🤖 AI Summary
This work addresses the limitation of conventional deep learning models, which rely solely on activation values for information propagation and thereby overlook the joint dynamics of firing rates and phases inherent in neural activity, constraining their capacity for structured understanding and coordination. To overcome this, the study introduces Kuramoto oscillators into the Vision Transformer architecture for the first time, proposing a Kuramoto Phase Encoding (KoPE) mechanism that enhances attention through dynamic phase synchronization. While preserving architectural simplicity, this approach substantially improves performance across diverse tasks—including semantic and panoptic segmentation, language-aligned representation learning, and few-shot abstract visual reasoning on ARC-AGI—and simultaneously achieves synergistic gains in training efficiency, parameter efficiency, and data efficiency.
📝 Abstract
Spatiotemporal neural dynamics and oscillatory synchronization are widely implicated in biological information processing and have been hypothesized to support flexible coordination such as feature binding.
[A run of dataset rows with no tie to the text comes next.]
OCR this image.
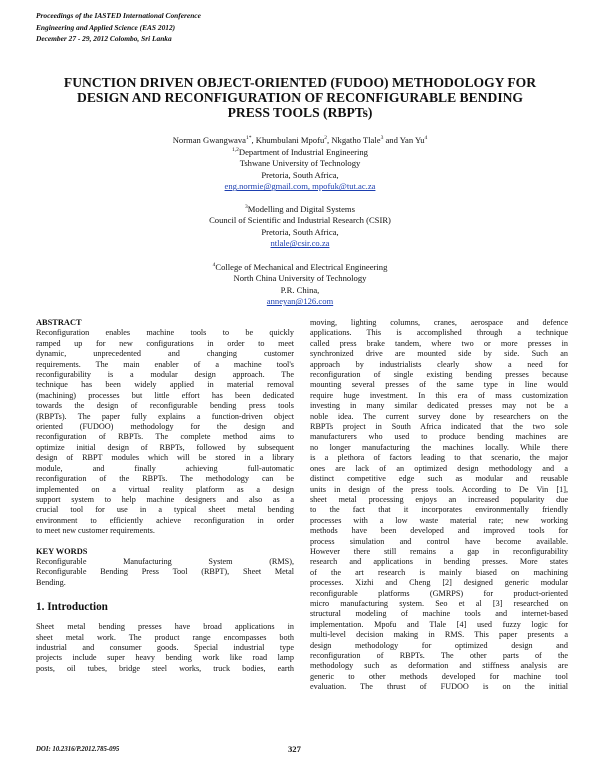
Proceedings of the IASTED International Conference
Engineering and Applied Science (EAS 2012)
December 27 - 29, 2012 Colombo, Sri Lanka
FUNCTION DRIVEN OBJECT-ORIENTED (FUDOO) METHODOLOGY FOR
DESIGN AND RECONFIGURATION OF RECONFIGURABLE BENDING
PRESS TOOLS (RBPTs)
Norman Gwangwava$^{1*}$, Khumbulani Mpofu$^2$, Nkgatho Tlale$^3$ and Yan Yu$^4$
$^{1,2}$Department of Industrial Engineering
Tshwane University of Technology
Pretoria, South Africa,
eng.normie@gmail.com, mpofuk@tut.ac.za
$^3$Modelling and Digital Systems
Council of Scientific and Industrial Research (CSIR)
Pretoria, South Africa,
ntlale@csir.co.za
$^4$College of Mechanical and Electrical Engineering
North China University of Technology
P.R. China,
anneyan@126.com
ABSTRACT
Reconfiguration enables machine tools to be quickly
ramped up for new configurations in order to meet
dynamic, unprecedented and changing customer
requirements. The main enabler of a machine tool's
reconfigurability is a modular design approach. The
technique has been widely applied in material removal
(machining) processes but little effort has been dedicated
towards the design of reconfigurable bending press tools
(RBPTs). The paper fully explains a function-driven object
oriented (FUDOO) methodology for the design and
reconfiguration of RBPTs. The complete method aims to
optimize initial design of RBPTs, followed by subsequent
design of RBPT modules which will be stored in a library
module, and finally achieving full-automatic
reconfiguration of the RBPTs. The methodology can be
implemented on a virtual reality platform as a design
support system to help machine designers and also as a
crucial tool for use in a typical sheet metal bending
environment to efficiently achieve reconfiguration in order
to meet new customer requirements.
KEY WORDS
Reconfigurable Manufacturing System (RMS),
Reconfigurable Bending Press Tool (RBPT), Sheet Metal
Bending.
1. Introduction
Sheet metal bending presses have broad applications in
sheet metal work. The product range encompasses both
industrial and consumer goods. Special industrial type
projects include super heavy bending work like road lamp
posts, oil tubes, bridge steel works, truck bodies, earth
moving, lighting columns, cranes, aerospace and defence
applications. This is accomplished through a technique
called press brake tandem, where two or more presses in
synchronized drive are mounted side by side. Such an
approach by industrialists clearly show a need for
reconfiguration of single existing bending presses because
mounting several presses of the same type in line would
require huge investment. In this era of mass customization
investing in many similar dedicated presses may not be a
noble idea. The current survey done by researchers on the
RBPTs project in South Africa indicated that the two sole
manufacturers who used to produce bending machines are
no longer manufacturing the machines locally. While there
is a plethora of factors leading to that scenario, the major
ones are lack of an optimized design methodology and a
distinct competitive edge such as modular and reusable
units in design of the press tools. According to De Vin [1],
sheet metal processing enjoys an increased popularity due
to the fact that it incorporates environmentally friendly
processes with a low waste material rate; new working
methods have been developed and improved tools for
process simulation and control have become available.
However there still remains a gap in reconfigurability
research and applications in bending presses. More states
of the art research is mainly biased on machining
processes. Xizhi and Cheng [2] designed generic modular
reconfigurable platforms (GMRPS) for product-oriented
micro manufacturing system. Seo et al [3] researched on
structural modeling of machine tools and internet-based
implementation. Mpofu and Tlale [4] used fuzzy logic for
multi-level decision making in RMS. This paper presents a
design methodology for optimized design and
reconfiguration of RBPTs. The other parts of the
methodology such as deformation and stiffness analysis are
generic to other methods developed for machine tool
evaluation. The thrust of FUDOO is on the initial
DOI: 10.2316/P.2012.785-095	327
By contrast, most deep learning architectures represent and propagate information through activation values, neglecting the joint dynamics of rate and phase. In this work, we introduce Kuramoto oscillatory Phase Encoding (KoPE) as an additional, evolving phase state to Vision Transformers, incorporating a neuro-inspired synchronization mechanism to advance learning efficiency. We show that KoPE can improve training, parameter, and data efficiency of vision models through synchronization-enhanced structure learning. Moreover, KoPE benefits tasks requiring structured understanding, including semantic and panoptic segmentation, representation alignment with language, and few-shot abstract visual reasoning (ARC-AGI). Theoretical analysis and empirical verification further suggest that KoPE can accelerate attention concentration for learning efficiency. These results indicate that synchronization can serve as a scalable, neuro-inspired mechanism for advancing state-of-the-art neural network models.